Published online by Cambridge University Press: 30 January 2010
It has often been argued that both in Sicily and in Europe more generally banditry grew out of the rural overpopulation and poverty that were caused by the economic and social changes that accompanied the transition from feudalism to capitalism. Brigandage was as much a product of this process as rural vagrancy, the only difference being that the bandit was the more enterprising and the more prepared to use illegal means to stay alive. Hence poverty and deprivation are seen as the root causes of almost all forms of deviant behaviour, ranging from banditry, prostitution, and vagrancy to very different phenomena like the abandonment of illegitimate children as foundlings.

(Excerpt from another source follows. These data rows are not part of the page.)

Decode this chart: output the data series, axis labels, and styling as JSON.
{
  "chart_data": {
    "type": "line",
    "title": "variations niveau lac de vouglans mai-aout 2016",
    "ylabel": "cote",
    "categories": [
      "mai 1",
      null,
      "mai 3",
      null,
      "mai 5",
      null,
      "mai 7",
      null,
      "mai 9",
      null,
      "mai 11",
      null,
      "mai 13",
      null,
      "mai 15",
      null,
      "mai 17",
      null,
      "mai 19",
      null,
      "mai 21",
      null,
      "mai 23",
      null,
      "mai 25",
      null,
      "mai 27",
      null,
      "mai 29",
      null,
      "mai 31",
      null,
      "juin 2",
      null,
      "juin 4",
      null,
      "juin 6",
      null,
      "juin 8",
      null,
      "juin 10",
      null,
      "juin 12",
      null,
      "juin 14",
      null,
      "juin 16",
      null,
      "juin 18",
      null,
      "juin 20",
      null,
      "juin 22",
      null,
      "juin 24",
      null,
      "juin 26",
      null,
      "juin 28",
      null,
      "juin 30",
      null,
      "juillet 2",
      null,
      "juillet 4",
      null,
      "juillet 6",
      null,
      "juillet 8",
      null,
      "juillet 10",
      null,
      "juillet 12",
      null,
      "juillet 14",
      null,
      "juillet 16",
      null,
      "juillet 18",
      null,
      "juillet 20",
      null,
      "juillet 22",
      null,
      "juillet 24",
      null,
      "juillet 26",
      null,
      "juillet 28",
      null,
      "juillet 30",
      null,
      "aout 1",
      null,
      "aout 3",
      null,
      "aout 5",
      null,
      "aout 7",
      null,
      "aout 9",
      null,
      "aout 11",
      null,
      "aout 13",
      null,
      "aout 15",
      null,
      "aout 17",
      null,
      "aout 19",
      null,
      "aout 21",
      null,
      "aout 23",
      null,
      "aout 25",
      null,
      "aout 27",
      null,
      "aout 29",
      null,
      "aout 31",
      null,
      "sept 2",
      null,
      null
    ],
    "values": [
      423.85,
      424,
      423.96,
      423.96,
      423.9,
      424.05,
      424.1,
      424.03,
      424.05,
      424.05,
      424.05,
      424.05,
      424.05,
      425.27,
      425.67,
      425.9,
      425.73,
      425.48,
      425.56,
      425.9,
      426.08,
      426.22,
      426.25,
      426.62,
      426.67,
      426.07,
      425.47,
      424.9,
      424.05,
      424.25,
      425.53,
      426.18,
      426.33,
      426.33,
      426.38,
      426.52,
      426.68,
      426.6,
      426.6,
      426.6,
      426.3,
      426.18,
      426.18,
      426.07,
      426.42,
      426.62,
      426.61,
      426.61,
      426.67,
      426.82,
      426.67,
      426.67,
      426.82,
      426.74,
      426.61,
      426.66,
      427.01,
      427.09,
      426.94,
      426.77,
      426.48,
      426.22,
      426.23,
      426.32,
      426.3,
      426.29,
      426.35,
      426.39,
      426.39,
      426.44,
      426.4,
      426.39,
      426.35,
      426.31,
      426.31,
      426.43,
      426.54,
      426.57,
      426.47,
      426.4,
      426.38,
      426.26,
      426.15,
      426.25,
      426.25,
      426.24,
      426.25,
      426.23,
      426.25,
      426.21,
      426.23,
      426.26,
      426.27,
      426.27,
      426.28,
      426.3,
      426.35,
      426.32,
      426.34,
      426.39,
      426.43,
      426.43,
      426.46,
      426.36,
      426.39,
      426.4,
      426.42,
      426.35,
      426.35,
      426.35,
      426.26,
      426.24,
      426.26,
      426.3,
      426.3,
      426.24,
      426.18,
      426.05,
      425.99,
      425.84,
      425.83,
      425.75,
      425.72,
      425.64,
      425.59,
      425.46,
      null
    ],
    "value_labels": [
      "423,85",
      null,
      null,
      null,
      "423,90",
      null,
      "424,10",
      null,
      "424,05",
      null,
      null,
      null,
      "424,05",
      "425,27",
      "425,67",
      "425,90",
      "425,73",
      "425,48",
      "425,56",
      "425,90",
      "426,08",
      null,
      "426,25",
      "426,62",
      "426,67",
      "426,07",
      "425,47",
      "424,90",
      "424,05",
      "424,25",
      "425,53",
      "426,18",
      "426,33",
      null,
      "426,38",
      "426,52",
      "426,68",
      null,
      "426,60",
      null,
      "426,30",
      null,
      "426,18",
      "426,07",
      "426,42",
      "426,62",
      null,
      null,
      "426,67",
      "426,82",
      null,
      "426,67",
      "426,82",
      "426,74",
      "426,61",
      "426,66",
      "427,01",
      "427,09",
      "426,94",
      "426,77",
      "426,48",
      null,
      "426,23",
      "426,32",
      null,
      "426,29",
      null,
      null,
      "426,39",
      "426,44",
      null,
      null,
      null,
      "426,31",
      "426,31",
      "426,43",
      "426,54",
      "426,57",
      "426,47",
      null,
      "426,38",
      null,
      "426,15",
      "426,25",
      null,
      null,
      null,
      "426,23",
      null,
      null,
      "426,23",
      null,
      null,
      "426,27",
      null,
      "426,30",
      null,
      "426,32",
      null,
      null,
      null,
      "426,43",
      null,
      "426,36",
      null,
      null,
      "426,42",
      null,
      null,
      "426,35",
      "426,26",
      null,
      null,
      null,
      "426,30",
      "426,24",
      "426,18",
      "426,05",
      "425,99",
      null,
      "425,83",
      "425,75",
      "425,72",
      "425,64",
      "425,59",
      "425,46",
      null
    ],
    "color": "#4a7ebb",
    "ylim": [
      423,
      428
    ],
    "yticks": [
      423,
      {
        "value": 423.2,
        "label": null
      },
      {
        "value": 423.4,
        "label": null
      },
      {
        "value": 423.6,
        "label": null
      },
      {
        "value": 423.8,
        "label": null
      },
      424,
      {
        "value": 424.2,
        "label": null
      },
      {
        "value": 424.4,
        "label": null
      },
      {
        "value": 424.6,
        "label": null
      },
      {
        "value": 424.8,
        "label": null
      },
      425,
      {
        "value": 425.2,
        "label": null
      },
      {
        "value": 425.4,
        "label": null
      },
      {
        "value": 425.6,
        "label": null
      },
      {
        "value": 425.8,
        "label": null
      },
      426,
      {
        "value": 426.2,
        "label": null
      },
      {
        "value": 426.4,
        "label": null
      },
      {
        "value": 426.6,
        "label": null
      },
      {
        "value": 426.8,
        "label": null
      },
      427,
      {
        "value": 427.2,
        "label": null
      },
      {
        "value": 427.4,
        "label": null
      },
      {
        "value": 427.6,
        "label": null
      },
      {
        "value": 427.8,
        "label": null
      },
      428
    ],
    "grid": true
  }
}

There are similar assumptions behind the argument that banditry was a form of pre-political protest in peasant societies which became especially prominent in moments of subsistence crisis or in response to the ‘fear of famine’. It was then that the bandit became the armed avenger of the peasantry, and by robbing merchants, money-lenders, taxmen, and wealthy landowners he symbolically brought about a juster distribution of resources. These actions gave expression to an embryonic class consciousness, albeit one that lacked political form or objectives since the bandit's response was an instinctive reaction born of centuries of exploitation.
The more extreme versions of this thesis developed in the years following the cultural revolution in China and the armed struggle for national liberation in Latin America, Africa, and South-East Asia in the 1960s.